6 Eine andere Frage ist, ob dem Mitbestimmungsrecht bei Eingruppierung auch Fallgestaltungen unterliegen, bei denen der Dienststellenleiter beabsichtigt, die Eingruppierung eines Arbeitnehmers zu bestätigen, ohne dass wesentliche Veränderungen gegenüber dem der Eingruppierung zugrunde liegenden Sachverhalt eingetreten sind. Soweit das Bundesverwaltungsgericht in seiner jüngeren Rechtsprechung angenommen hat, dass auch die beabsichtigte Bestätigung einer Eingruppierung dem Mitbestimmungsrecht unterfällt, lagen dem Sachverhalte zugrunde, bei denen sich die Eingruppierungssituation in relevanter Weise geändert hatte, etwa durch Übertragung neuer Aufgaben, die zur Schaffung eines neuen, bisher noch nicht bewerteten Arbeitsplatzes geführt haben, bzw. durch eine wesentliche Veränderung des Aufgabenkreises (vgl.
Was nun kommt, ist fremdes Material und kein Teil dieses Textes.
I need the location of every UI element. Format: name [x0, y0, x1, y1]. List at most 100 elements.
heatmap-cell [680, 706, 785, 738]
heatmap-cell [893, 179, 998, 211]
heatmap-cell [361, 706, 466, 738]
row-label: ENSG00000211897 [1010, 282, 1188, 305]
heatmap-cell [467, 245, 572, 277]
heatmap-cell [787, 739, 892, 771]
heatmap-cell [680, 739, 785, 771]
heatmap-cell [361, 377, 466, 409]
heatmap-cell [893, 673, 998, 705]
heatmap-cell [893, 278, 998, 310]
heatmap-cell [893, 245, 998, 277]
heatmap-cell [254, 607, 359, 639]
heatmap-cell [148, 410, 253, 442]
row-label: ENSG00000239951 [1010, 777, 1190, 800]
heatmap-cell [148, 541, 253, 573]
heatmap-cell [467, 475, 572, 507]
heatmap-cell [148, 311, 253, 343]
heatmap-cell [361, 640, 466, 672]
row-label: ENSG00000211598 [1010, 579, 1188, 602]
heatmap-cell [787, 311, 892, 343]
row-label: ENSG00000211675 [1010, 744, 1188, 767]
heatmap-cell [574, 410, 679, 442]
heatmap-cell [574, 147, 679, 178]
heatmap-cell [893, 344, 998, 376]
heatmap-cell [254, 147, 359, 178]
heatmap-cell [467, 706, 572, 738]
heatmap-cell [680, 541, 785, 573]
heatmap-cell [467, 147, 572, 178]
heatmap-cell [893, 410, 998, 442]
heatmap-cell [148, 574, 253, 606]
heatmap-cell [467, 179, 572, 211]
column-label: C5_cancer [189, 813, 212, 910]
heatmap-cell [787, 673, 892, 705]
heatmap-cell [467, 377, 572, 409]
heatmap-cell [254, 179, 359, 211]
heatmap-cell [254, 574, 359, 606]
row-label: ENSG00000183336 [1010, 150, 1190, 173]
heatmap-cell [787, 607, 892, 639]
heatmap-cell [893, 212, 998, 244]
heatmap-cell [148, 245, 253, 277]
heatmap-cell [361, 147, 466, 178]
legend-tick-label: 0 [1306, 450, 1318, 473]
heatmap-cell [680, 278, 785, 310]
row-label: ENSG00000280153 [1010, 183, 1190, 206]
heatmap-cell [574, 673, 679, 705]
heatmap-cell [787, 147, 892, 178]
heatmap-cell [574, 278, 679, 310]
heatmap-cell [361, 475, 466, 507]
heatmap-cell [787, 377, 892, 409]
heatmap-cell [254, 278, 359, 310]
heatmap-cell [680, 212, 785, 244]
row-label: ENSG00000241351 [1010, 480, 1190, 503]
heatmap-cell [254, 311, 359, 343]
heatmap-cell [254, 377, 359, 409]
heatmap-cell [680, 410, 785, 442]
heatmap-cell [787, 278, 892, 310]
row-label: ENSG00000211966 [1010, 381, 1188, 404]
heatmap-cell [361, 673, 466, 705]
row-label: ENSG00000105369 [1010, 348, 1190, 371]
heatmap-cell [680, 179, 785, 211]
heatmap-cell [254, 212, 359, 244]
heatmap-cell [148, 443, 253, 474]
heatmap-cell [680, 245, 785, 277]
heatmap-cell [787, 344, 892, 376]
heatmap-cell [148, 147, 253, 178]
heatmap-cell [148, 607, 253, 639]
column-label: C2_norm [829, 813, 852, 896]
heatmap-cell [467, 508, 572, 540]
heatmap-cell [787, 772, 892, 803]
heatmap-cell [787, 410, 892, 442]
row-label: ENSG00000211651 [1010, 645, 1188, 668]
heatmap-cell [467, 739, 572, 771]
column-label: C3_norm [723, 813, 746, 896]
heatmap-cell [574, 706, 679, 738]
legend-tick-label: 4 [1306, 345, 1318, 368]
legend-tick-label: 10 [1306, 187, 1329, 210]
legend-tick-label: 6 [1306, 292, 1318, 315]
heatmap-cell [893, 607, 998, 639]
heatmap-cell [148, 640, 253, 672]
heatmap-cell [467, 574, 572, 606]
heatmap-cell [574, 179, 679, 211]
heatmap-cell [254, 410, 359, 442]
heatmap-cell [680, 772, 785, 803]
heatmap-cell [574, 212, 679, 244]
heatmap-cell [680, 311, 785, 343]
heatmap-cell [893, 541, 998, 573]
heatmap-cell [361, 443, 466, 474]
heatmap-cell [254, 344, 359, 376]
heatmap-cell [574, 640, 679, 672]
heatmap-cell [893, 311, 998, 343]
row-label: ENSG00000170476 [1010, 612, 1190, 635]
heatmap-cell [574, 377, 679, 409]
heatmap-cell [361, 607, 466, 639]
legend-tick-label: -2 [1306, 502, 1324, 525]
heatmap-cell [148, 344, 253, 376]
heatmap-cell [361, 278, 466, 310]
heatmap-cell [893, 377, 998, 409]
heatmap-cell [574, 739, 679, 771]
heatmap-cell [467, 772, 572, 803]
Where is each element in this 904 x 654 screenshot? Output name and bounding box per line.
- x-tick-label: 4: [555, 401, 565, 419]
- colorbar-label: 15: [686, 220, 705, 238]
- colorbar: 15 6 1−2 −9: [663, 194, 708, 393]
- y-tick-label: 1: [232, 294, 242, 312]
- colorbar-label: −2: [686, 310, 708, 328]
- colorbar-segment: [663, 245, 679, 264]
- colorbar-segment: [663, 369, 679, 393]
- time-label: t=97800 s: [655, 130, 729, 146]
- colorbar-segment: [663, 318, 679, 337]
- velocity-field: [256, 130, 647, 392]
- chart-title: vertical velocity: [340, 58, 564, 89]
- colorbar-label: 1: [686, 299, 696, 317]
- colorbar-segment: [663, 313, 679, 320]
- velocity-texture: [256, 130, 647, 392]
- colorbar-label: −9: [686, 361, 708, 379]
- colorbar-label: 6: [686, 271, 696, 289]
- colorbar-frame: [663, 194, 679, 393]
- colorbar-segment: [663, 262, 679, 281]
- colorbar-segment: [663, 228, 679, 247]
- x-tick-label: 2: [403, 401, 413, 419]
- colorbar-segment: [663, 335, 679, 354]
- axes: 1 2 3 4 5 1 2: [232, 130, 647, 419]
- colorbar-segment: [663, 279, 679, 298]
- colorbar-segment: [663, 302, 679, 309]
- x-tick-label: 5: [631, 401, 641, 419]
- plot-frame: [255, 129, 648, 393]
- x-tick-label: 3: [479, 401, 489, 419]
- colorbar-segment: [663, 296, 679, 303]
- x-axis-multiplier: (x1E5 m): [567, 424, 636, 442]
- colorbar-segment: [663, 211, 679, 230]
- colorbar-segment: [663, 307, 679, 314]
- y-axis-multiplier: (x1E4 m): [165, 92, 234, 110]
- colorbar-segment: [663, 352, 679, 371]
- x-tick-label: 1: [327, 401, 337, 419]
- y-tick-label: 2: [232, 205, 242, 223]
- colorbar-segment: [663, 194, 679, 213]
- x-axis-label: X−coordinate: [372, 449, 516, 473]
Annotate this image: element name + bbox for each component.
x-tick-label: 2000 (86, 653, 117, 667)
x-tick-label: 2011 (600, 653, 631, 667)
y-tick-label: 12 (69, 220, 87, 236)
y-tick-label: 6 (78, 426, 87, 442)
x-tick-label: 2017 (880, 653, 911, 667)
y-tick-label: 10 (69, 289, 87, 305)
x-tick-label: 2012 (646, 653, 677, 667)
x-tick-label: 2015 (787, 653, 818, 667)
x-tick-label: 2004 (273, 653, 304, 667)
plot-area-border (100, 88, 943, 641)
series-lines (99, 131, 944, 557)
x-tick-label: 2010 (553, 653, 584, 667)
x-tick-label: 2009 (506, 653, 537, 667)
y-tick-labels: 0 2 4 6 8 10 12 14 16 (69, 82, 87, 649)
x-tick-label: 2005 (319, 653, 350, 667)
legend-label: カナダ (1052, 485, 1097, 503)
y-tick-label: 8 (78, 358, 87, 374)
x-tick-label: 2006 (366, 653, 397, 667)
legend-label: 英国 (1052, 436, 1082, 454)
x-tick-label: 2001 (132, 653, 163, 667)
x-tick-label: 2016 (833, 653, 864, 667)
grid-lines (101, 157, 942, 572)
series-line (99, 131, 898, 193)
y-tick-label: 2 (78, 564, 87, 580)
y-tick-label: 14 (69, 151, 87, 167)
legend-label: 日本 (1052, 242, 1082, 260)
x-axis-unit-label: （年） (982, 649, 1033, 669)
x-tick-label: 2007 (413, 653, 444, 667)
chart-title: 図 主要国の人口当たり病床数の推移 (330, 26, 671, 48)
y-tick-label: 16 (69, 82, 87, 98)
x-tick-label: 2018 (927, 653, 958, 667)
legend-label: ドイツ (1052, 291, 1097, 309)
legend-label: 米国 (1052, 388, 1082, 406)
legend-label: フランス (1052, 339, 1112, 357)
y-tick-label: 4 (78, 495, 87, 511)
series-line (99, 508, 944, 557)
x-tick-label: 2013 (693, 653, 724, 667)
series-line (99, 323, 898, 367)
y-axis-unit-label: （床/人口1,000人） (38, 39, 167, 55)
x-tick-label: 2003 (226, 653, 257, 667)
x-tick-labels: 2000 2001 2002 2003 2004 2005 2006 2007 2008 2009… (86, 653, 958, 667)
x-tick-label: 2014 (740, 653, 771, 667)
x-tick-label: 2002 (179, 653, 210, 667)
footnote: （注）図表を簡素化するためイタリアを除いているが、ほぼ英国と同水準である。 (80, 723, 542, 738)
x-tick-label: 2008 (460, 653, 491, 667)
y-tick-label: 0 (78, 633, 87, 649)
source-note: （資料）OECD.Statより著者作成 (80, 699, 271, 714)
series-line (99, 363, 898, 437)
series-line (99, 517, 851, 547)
BVerwG, Beschlüsse vom 8. Dezember 1999 - 6 P 3.98 - BVerwGE 110, 151 <155 ff.> und vom 8. November 2011 - 6 P 23.10 - BVerwGE 141, 134 Rn. 14 ff.). Die Problematik, ob dies auch gilt, wenn sich die Eingruppierungssituation nicht wesentlich geändert hat, wird in der gestellten Frage von angeblich grundsätzlicher Bedeutung nicht angesprochen und auch in der Begründung der Nichtzulassungsbeschwerde nicht substantiiert erörtert.

7 2. Von einer weiteren Begründung wird abgesehen (§ 92a Satz 1 i.V.m. § 72a Abs. 5 Satz 5 Alt. 1 ArbGG und § 121 Abs. 2 LPersVG RP).